Thursday, 21 November 2013
A Summary On Expert Evidence
In section 3 of the Evidence Act 1950, any fact is proven by evidence while in section 5 of the Evidence Act emphasizes that only evidence which is declared by the law as relevant is admissible so as to avoid prejudicial evidence or evidence of little probative value. Section 60 of the Evidence Act declares that such evidence be direct in the sense that it is perceived directly by the witness through any of his senses. To sum it up, witnesses are only permitted to speak of facts which would be what they saw or heard but not express opinions. But there is one exception to this rule of direct evidence is the opinion of experts as seen under section 45 of the Evidence Act 1950, “ (1) When the court has to form an opinion upon a point of foreign law or of science or art, or as to identify of genuineness of handwriting or finger impressions, the opinions upon that point of persons specifically skilled in that foreign law, science or art, or in questions as to identify or genuineness of handwriting or finger impressions, are relevant facts. (2) Such persons are called experts.”
An expert witness is one who has specialized knowledge based on his training, study or experience. In the case of Syed Abu Bakar bin Ahmad v PP (1984) 2 MLJ 19 , expert evidence is admitted to enable the court to come a proper decision. The expert should at the outset satisfy the requirements of competency as set out in section 118 of the Evidence Act 1950. The test of competency of an expert witness under section 45 of the Evidence Act was set out as follows in Junaidi Bin Abdullah v PP (1993) 3 MLJ 217:
“first, does the nature of the evidence require special skill?
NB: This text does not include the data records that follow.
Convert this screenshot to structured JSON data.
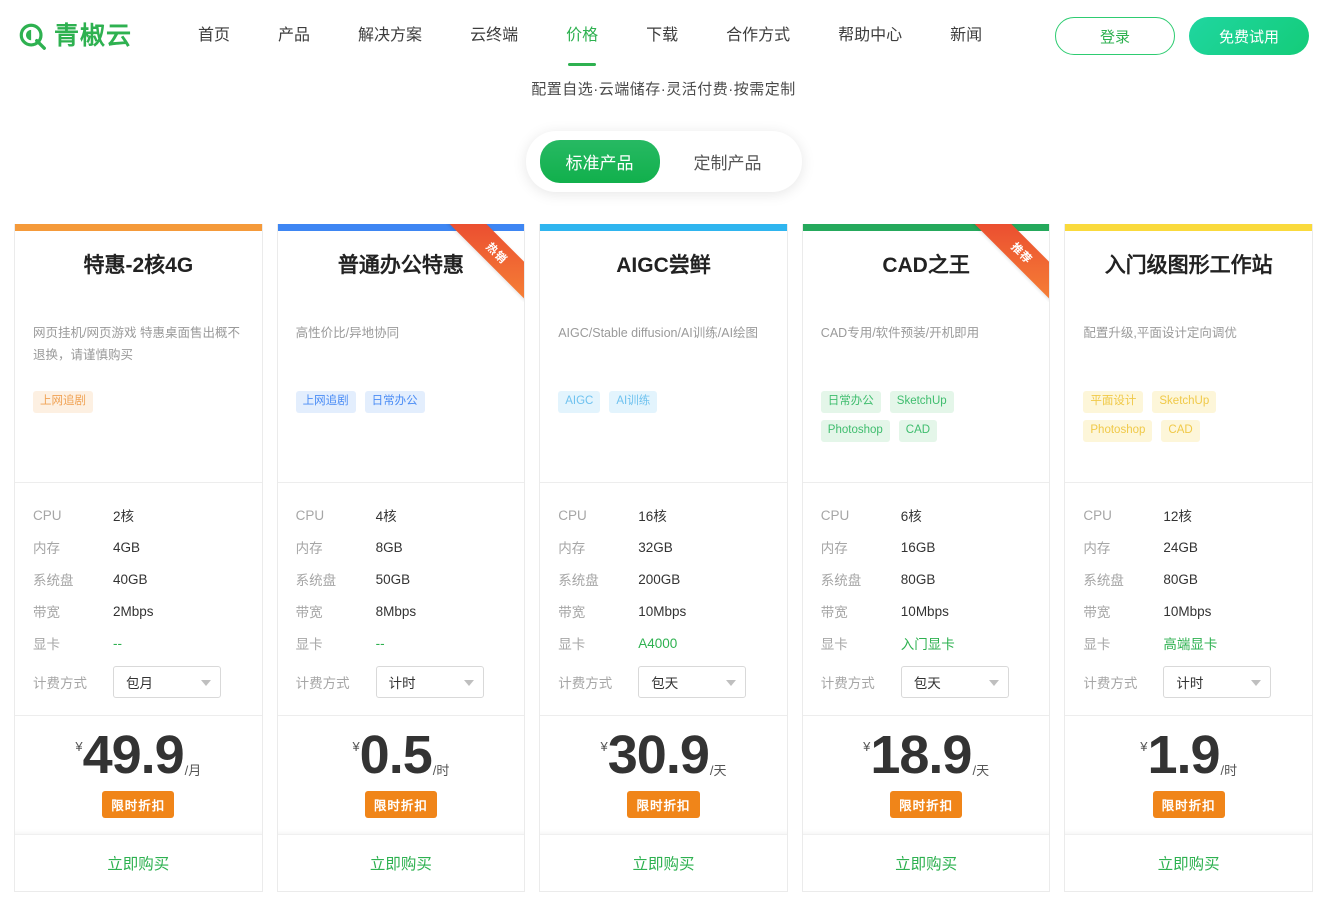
{
  "header": {
    "logo_text": "青椒云",
    "logo_icon": "q-circle-logo-icon",
    "nav": [
      {
        "label": "首页",
        "active": false
      },
      {
        "label": "产品",
        "active": false
      },
      {
        "label": "解决方案",
        "active": false
      },
      {
        "label": "云终端",
        "active": false
      },
      {
        "label": "价格",
        "active": true
      },
      {
        "label": "下载",
        "active": false
      },
      {
        "label": "合作方式",
        "active": false
      },
      {
        "label": "帮助中心",
        "active": false
      },
      {
        "label": "新闻",
        "active": false
      }
    ],
    "login_label": "登录",
    "trial_label": "免费试用",
    "subtitle": "配置自选·云端储存·灵活付费·按需定制",
    "accent_color": "#2eb150",
    "trial_color": "#16d48a"
  },
  "tabs": [
    {
      "label": "标准产品",
      "active": true
    },
    {
      "label": "定制产品",
      "active": false
    }
  ],
  "spec_labels": {
    "cpu": "CPU",
    "memory": "内存",
    "disk": "系统盘",
    "bandwidth": "带宽",
    "gpu": "显卡",
    "billing": "计费方式"
  },
  "currency": "¥",
  "discount_label": "限时折扣",
  "buy_label": "立即购买",
  "cards": [
    {
      "title": "特惠-2核4G",
      "top_color": "#f59a3a",
      "ribbon": "",
      "desc": "网页挂机/网页游戏 特惠桌面售出概不退换，请谨慎购买",
      "tag_bg": "#fdf0e2",
      "tag_fg": "#f0a254",
      "tags": [
        "上网追剧"
      ],
      "cpu": "2核",
      "memory": "4GB",
      "disk": "40GB",
      "bandwidth": "2Mbps",
      "gpu": "--",
      "billing": "包月",
      "price": "49.9",
      "unit": "/月"
    },
    {
      "title": "普通办公特惠",
      "top_color": "#3e86f3",
      "ribbon": "热销",
      "desc": "高性价比/异地协同",
      "tag_bg": "#e3eefd",
      "tag_fg": "#4a8cf5",
      "tags": [
        "上网追剧",
        "日常办公"
      ],
      "cpu": "4核",
      "memory": "8GB",
      "disk": "50GB",
      "bandwidth": "8Mbps",
      "gpu": "--",
      "billing": "计时",
      "price": "0.5",
      "unit": "/时"
    },
    {
      "title": "AIGC尝鲜",
      "top_color": "#2fb5ef",
      "ribbon": "",
      "desc": "AIGC/Stable diffusion/AI训练/AI绘图",
      "tag_bg": "#e3f4fd",
      "tag_fg": "#6fc2ef",
      "tags": [
        "AIGC",
        "AI训练"
      ],
      "cpu": "16核",
      "memory": "32GB",
      "disk": "200GB",
      "bandwidth": "10Mbps",
      "gpu": "A4000",
      "billing": "包天",
      "price": "30.9",
      "unit": "/天"
    },
    {
      "title": "CAD之王",
      "top_color": "#25a95c",
      "ribbon": "推荐",
      "desc": "CAD专用/软件预装/开机即用",
      "tag_bg": "#e4f6e9",
      "tag_fg": "#3fbd6e",
      "tags": [
        "日常办公",
        "SketchUp",
        "Photoshop",
        "CAD"
      ],
      "cpu": "6核",
      "memory": "16GB",
      "disk": "80GB",
      "bandwidth": "10Mbps",
      "gpu": "入门显卡",
      "billing": "包天",
      "price": "18.9",
      "unit": "/天"
    },
    {
      "title": "入门级图形工作站",
      "top_color": "#fada3c",
      "ribbon": "",
      "desc": "配置升级,平面设计定向调优",
      "tag_bg": "#fdf6d9",
      "tag_fg": "#f0c948",
      "tags": [
        "平面设计",
        "SketchUp",
        "Photoshop",
        "CAD"
      ],
      "cpu": "12核",
      "memory": "24GB",
      "disk": "80GB",
      "bandwidth": "10Mbps",
      "gpu": "高端显卡",
      "billing": "计时",
      "price": "1.9",
      "unit": "/时"
    }
  ]
}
Second, if so, has the witness acquired the necessary skill either by academic qualification or experience so that he has adequate knowledge to express an opinion on the matter under inquiry? The answer to both questions must necessarily depend on the facts of each particular case. The specialty of the skill required of an expert under section 45 would depend on the scientific nature and the complexity of the evidence sought to be more extensive and deeper will the court be required into ascertainment of his qualification or experience in the particular field of art, trade or profession. But in the final analysis in a non-jury trial, it is for the trial judge himself as both judge of fact and law to determine the weight to be attached to such evidence notwithstanding the outstanding qualification or experience (or the lack of it) of the expert.”
An expert’s evidence is not one of fact but only advisory in nature, The duty of the expert is to furnish the court with the necessary scientific criteria for testing the accuracy of the conclusions thereby enabling the judge to form an independent judgment by the application of these criteria to the proved facts.